Шрифт:
Закладка:
– Только тут?
– Только тут, но теперь по-настоящему. Третий раз стреляю в грудь – туда, где должно быть сердце. Но попадаю в кость, в грудину, пуля остается там. Четвертая врезается туда же. Кабан в двадцати шагах от меня…
– Боже! – Марина положила руку на сердце. – И что?
– Пятый выстрел… Я вновь прицелился в лоб. Расстояние было коротким – полет пули семьсот пятьдесят метров в секунду – пробиваемость мощная. Кабан хрипит, желтые клыки уже смотрят на меня.
– Андрей Петрович, мне сейчас плохо будет…

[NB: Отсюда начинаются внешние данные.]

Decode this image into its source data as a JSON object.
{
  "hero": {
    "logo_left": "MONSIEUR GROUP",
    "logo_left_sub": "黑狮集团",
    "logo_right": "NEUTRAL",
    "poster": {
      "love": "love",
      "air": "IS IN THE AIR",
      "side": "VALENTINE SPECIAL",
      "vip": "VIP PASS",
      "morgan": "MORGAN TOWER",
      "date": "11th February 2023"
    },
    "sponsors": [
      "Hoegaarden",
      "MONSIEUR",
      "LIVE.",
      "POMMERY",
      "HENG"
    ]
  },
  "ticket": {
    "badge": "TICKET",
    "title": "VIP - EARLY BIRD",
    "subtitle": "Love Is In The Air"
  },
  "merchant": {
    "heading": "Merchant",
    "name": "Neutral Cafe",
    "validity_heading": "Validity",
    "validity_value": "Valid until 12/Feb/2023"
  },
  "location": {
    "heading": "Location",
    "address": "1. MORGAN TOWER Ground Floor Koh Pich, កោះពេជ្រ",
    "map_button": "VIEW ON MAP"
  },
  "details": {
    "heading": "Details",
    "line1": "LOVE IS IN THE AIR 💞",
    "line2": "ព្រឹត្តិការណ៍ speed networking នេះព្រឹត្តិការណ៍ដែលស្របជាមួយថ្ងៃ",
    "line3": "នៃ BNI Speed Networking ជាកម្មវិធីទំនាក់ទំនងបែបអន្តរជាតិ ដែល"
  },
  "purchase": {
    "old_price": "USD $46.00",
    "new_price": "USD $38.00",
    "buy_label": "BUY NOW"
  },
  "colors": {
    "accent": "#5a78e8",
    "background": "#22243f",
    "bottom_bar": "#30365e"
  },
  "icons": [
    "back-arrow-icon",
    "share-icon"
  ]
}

– Короче, в прыжке он зависает над землей и падает прямо мне под ноги. Если бы не зацепился клыками за землю и не вспахал последние три метра, то сбил бы меня и раздавил своей тушей. Кабан оказался у самых моих ног. Оказывается, я попал в самую десятку. Да, Марина, это было чудо… Я видел, как уходила жизнь из его маленьких свирепых глазенок. Стоял над ним, сердца не чуял. И не сразу понял, что оно-то колотится как бешеное, летает по ребрам. Я сел в пожухлые листья и еще минут пятнадцать таращился на него. А ведь мог оказаться на его месте. Скольких охотников зарезали кабаны! А потом еще и распотрошили от злобы. После того как отдышался, достал фляжку с коньяком и выпил половину залпом. А потом и вторую половину. Только тогда выдохнул и стал приходить в себя.

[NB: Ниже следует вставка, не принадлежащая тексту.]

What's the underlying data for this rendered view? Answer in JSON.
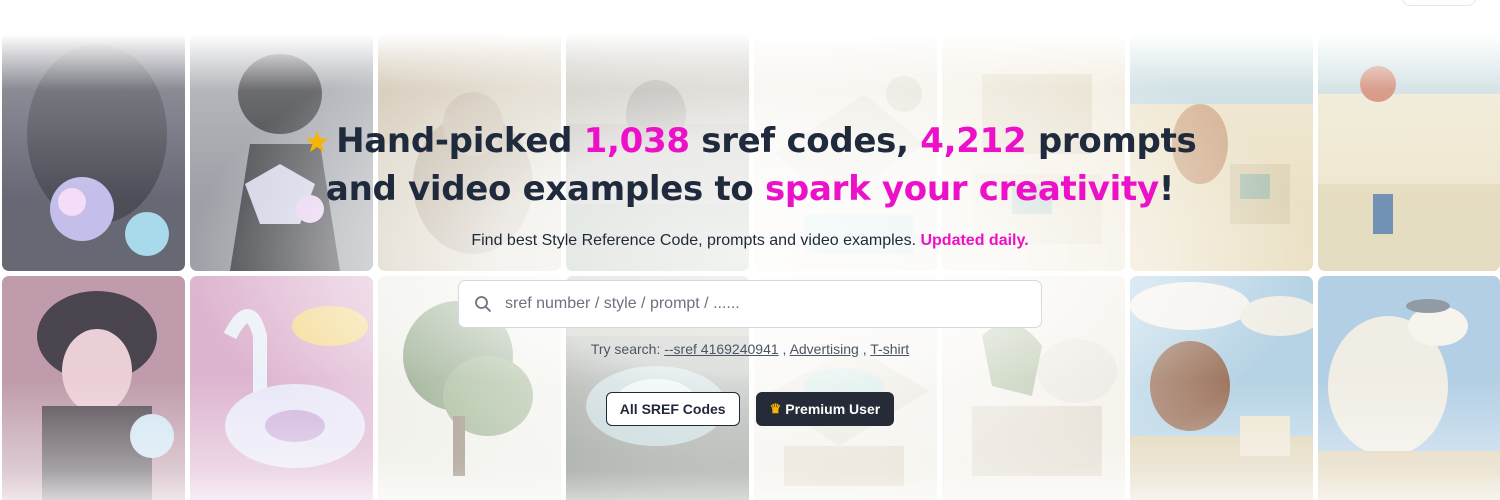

– Фу! Круто, товарищ капитан, – тоже с облегчением выдохнула Марина, как будто наверняка не знала, чем закончился поединок.
Они доели салат и рыбу, допили вино. Певица Изабелла исполнила несколько джазовых композиций, и они успели потанцевать. После каждого танца возвращались за стол окрыленными и ставшими друг другу чуточку ближе. Теперь Марина смотрела на Крымова мягкими, томными от вина и симпатии глазами. Но Андрей и сам глядел на нее, как на чудо природы, подарок свыше.

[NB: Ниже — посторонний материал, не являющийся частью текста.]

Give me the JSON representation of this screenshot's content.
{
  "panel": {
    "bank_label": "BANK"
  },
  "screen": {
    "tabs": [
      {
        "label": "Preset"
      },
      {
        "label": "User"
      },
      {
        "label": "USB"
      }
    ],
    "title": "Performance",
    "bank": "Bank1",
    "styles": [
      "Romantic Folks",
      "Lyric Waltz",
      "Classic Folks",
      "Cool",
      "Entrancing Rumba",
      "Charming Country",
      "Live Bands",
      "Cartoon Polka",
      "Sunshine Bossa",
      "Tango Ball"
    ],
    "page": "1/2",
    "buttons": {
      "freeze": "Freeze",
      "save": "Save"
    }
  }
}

– Вот что я думаю, Марина…
– Что?
– И какой же болван этот Лошанский… или как его там?…
– О ком вы?
– Да ну этот, художник ваш, – поморщился Крымов.
– А-а! – Марина вскинула голову. – Ольшанский. Владислав Ольшанский.
– Точно. И как он мог отказаться от такой девушки, как вы? Это ж каким надо быть идиотом.
Краснея, она польщенно опустила глаза. Крымов недоуменно покачал головой:
– Да еще нахамить…
– Не хочу о нем вспоминать, правда. Совсем не хочу. Как рукой сняло. Представляете? Наваждение было.
– Представляю. Не будем.
Они выпили по последнему глотку. От славного ужина ничего не осталось.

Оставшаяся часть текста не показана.